Picasso also did several variations of Delacroix's Women of Algiers series, and his own interpretations of El Greco's painting Portrait of Jorge Manuel, Velasquez's Las Meninas, and David's Rape of the Sabine Women.
Olympia by Edouard Manet

















We can also trace the lineage of Manet's famous Olympia (above). The immediate ascendant of that painting is Titian's Venus of Urbino (below right),  which was inspired in turn by an earlier painting, the Sleeping Venus, by Titian's illustrious colleague who died young, Giorgione (below left).

Venus of Urbino by Titian
Sleeping Venus by Giorgione



























Even Paul Gauguin's Nevermore (below right), and my own painting My Serenade (below left) were variations also of that Titian masterwork.

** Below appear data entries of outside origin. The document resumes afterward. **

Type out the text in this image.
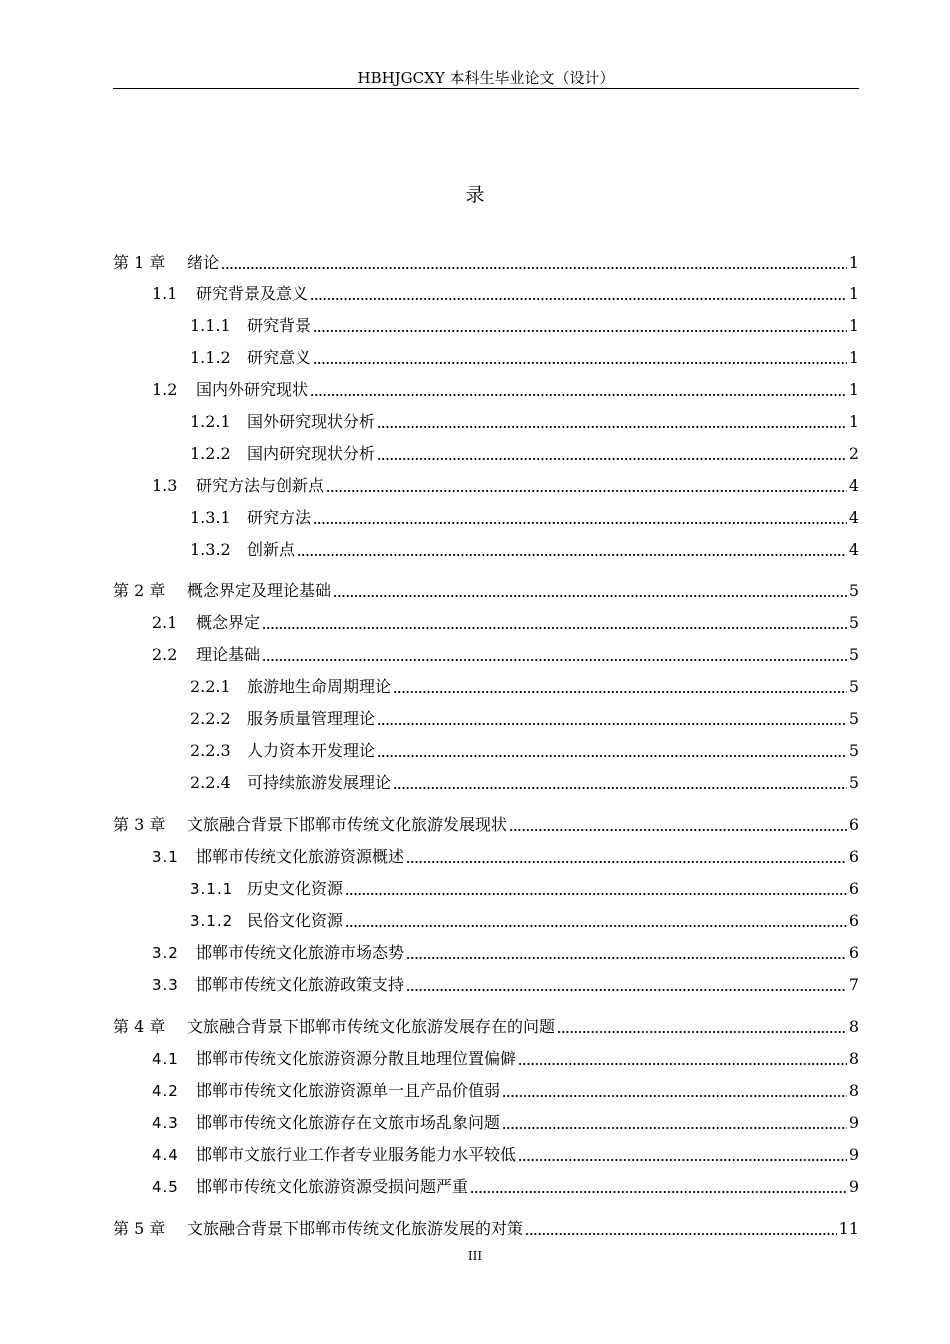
HBHJGCXY 本科生毕业论文（设计）
录
第 1 章	绪论	1
1.1	研究背景及意义	1
1.1.1	研究背景	1
1.1.2	研究意义	1
1.2	国内外研究现状	1
1.2.1	国外研究现状分析	1
1.2.2	国内研究现状分析	2
1.3	研究方法与创新点	4
1.3.1	研究方法	4
1.3.2	创新点	4
第 2 章	概念界定及理论基础	5
2.1	概念界定	5
2.2	理论基础	5
2.2.1	旅游地生命周期理论	5
2.2.2	服务质量管理理论	5
2.2.3	人力资本开发理论	5
2.2.4	可持续旅游发展理论	5
第 3 章	文旅融合背景下邯郸市传统文化旅游发展现状	6
3.1	邯郸市传统文化旅游资源概述	6
3.1.1 历史文化资源	6
3.1.2 民俗文化资源	6
3.2	邯郸市传统文化旅游市场态势	6
3.3	邯郸市传统文化旅游政策支持	7
第 4 章	文旅融合背景下邯郸市传统文化旅游发展存在的问题	8
4.1	邯郸市传统文化旅游资源分散且地理位置偏僻	8
4.2	邯郸市传统文化旅游资源单一且产品价值弱	8
4.3	邯郸市传统文化旅游存在文旅市场乱象问题	9
4.4	邯郸市文旅行业工作者专业服务能力水平较低	9
4.5	邯郸市传统文化旅游资源受损问题严重	9
第 5 章	文旅融合背景下邯郸市传统文化旅游发展的对策	11
III
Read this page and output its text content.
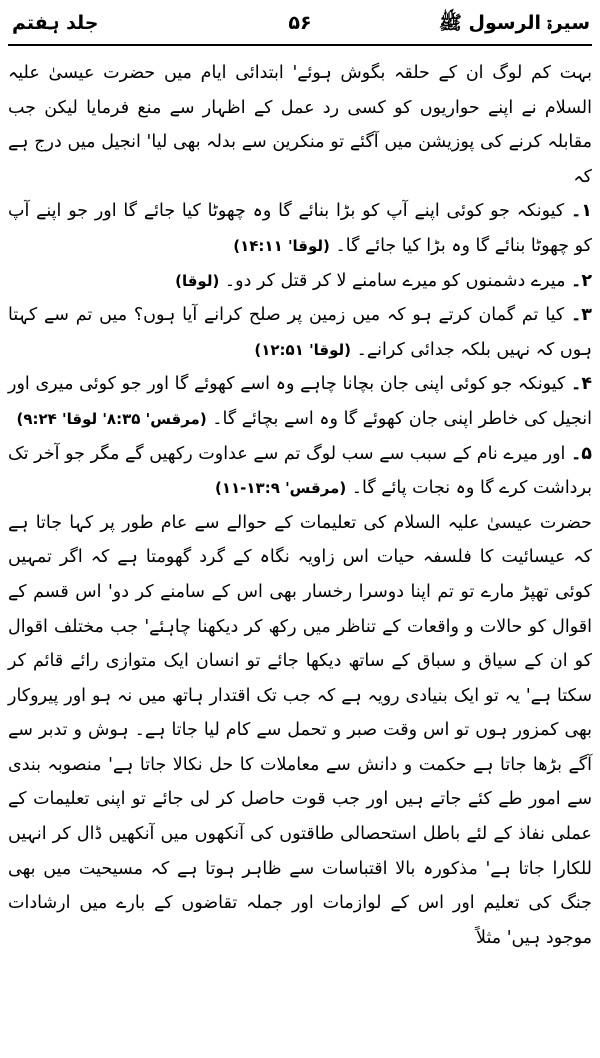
سیرۃ الرسول ﷺ
۵۶
جلد ہفتم

بہت کم لوگ ان کے حلقہ بگوش ہوئے' ابتدائی ایام میں حضرت عیسیٰ علیہ السلام نے اپنے حواریوں کو کسی رد عمل کے اظہار سے منع فرمایا لیکن جب مقابلہ کرنے کی پوزیشن میں آگئے تو منکرین سے بدلہ بھی لیا' انجیل میں درج ہے کہ

۱۔ کیونکہ جو کوئی اپنے آپ کو بڑا بنائے گا وہ چھوٹا کیا جائے گا اور جو اپنے آپ کو چھوٹا بنائے گا وہ بڑا کیا جائے گا۔ (لوقا' ۱۴:۱۱)

۲۔ میرے دشمنوں کو میرے سامنے لا کر قتل کر دو۔ (لوقا)

۳۔ کیا تم گمان کرتے ہو کہ میں زمین پر صلح کرانے آیا ہوں؟ میں تم سے کہتا ہوں کہ نہیں بلکہ جدائی کرانے۔ (لوقا' ۱۲:۵۱)

۴۔ کیونکہ جو کوئی اپنی جان بچانا چاہے وہ اسے کھوئے گا اور جو کوئی میری اور انجیل کی خاطر اپنی جان کھوئے گا وہ اسے بچائے گا۔ (مرقس' ۸:۳۵' لوقا' ۹:۲۴)

۵۔ اور میرے نام کے سبب سے سب لوگ تم سے عداوت رکھیں گے مگر جو آخر تک برداشت کرے گا وہ نجات پائے گا۔ (مرقس' ۱۳:۹-۱۱)

حضرت عیسیٰ علیہ السلام کی تعلیمات کے حوالے سے عام طور پر کہا جاتا ہے کہ عیسائیت کا فلسفہ حیات اس زاویہ نگاہ کے گرد گھومتا ہے کہ اگر تمہیں کوئی تھپڑ مارے تو تم اپنا دوسرا رخسار بھی اس کے سامنے کر دو' اس قسم کے اقوال کو حالات و واقعات کے تناظر میں رکھ کر دیکھنا چاہئے' جب مختلف اقوال کو ان کے سیاق و سباق کے ساتھ دیکھا جائے تو انسان ایک متوازی رائے قائم کر سکتا ہے' یہ تو ایک بنیادی رویہ ہے کہ جب تک اقتدار ہاتھ میں نہ ہو اور پیروکار بھی کمزور ہوں تو اس وقت صبر و تحمل سے کام لیا جاتا ہے۔ ہوش و تدبر سے آگے بڑھا جاتا ہے حکمت و دانش سے معاملات کا حل نکالا جاتا ہے' منصوبہ بندی سے امور طے کئے جاتے ہیں اور جب قوت حاصل کر لی جائے تو اپنی تعلیمات کے عملی نفاذ کے لئے باطل استحصالی طاقتوں کی آنکھوں میں آنکھیں ڈال کر انہیں للکارا جاتا ہے' مذکورہ بالا اقتباسات سے ظاہر ہوتا ہے کہ مسیحیت میں بھی جنگ کی تعلیم اور اس کے لوازمات اور جملہ تقاضوں کے بارے میں ارشادات موجود ہیں' مثلاً
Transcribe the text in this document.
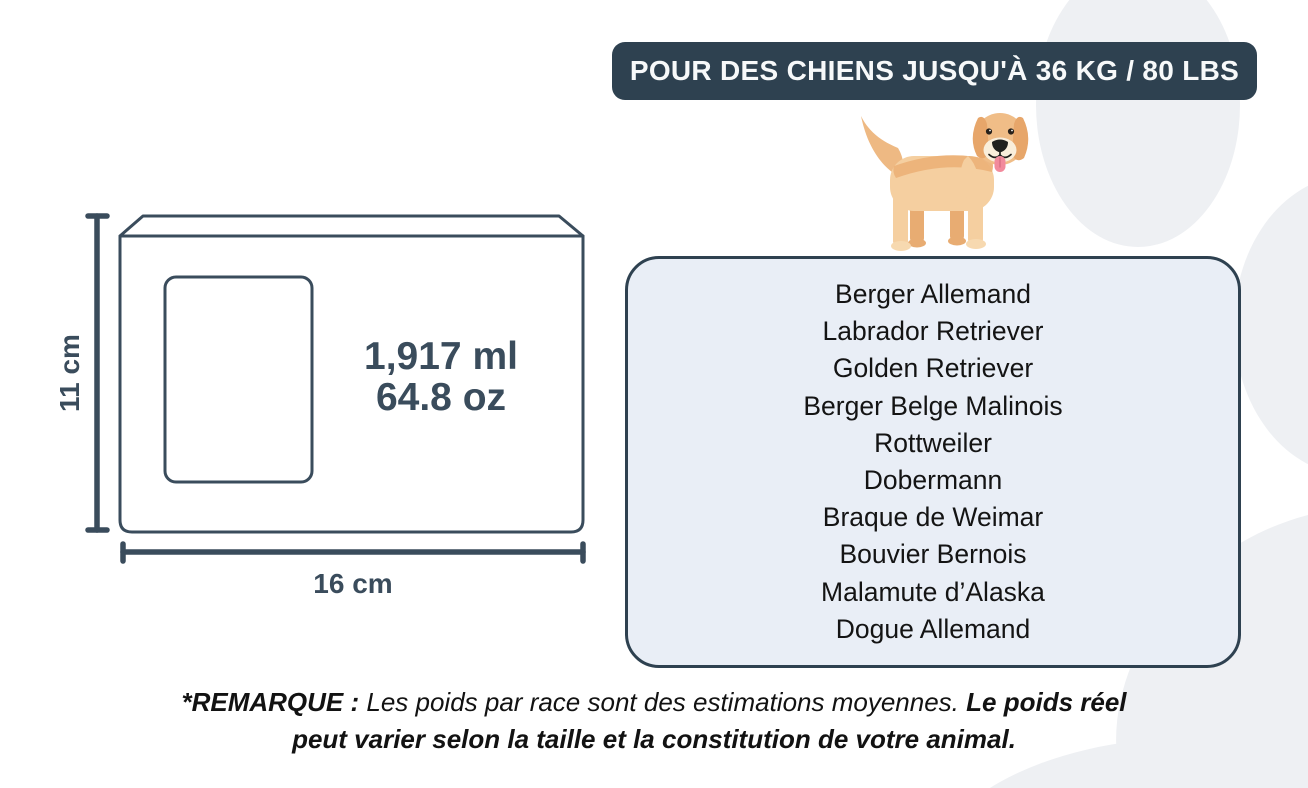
POUR DES CHIENS JUSQU'À 36 KG / 80 LBS
1,917 ml
64.8 oz
11 cm
16 cm
Berger Allemand
Labrador Retriever
Golden Retriever
Berger Belge Malinois
Rottweiler
Dobermann
Braque de Weimar
Bouvier Bernois
Malamute d’Alaska
Dogue Allemand
*REMARQUE : Les poids par race sont des estimations moyennes. Le poids réel peut varier selon la taille et la constitution de votre animal.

Nevermore  by Paul Gauguin
My Serenade, oil on canvas, 35 X 35 inches, 2009, Jules Felix collection






































Another Manet painting, the Le Dejeuner sur l'Herbe (below right), was also inspired by another Giorgione painting - the Concert Champetre (below left).
Breakfast on the Grass by Edouard Manet
Concert Champetre by Giorgione
































Salvador Dali, also joined the "fray", so to speak, when he did an unabashedly near exact copy (below right) of Vermeer's The Lace Maker (below left).


The Lace Maker , a copy by Salvador Dali
The Lace Maker by Jan Vermeer

















































So, I advise all artists out there who crave to appropriate, borrow or copy the work of another- do so, by all means, but please, do not claim what painting you'll come up with as 100% your own. Give credit where credit is due; do not forget to mention the artwork and the artist who have inspired or influenced you. And do it promptly, please. Do not wait until someone pointed out to you that you just copied someone else's work before admitting that you did : that would be very embarrassing. That is how we artists get away with borrowing or stealing the ideas and output of other artists - by promptly pleading guilty to the "crime."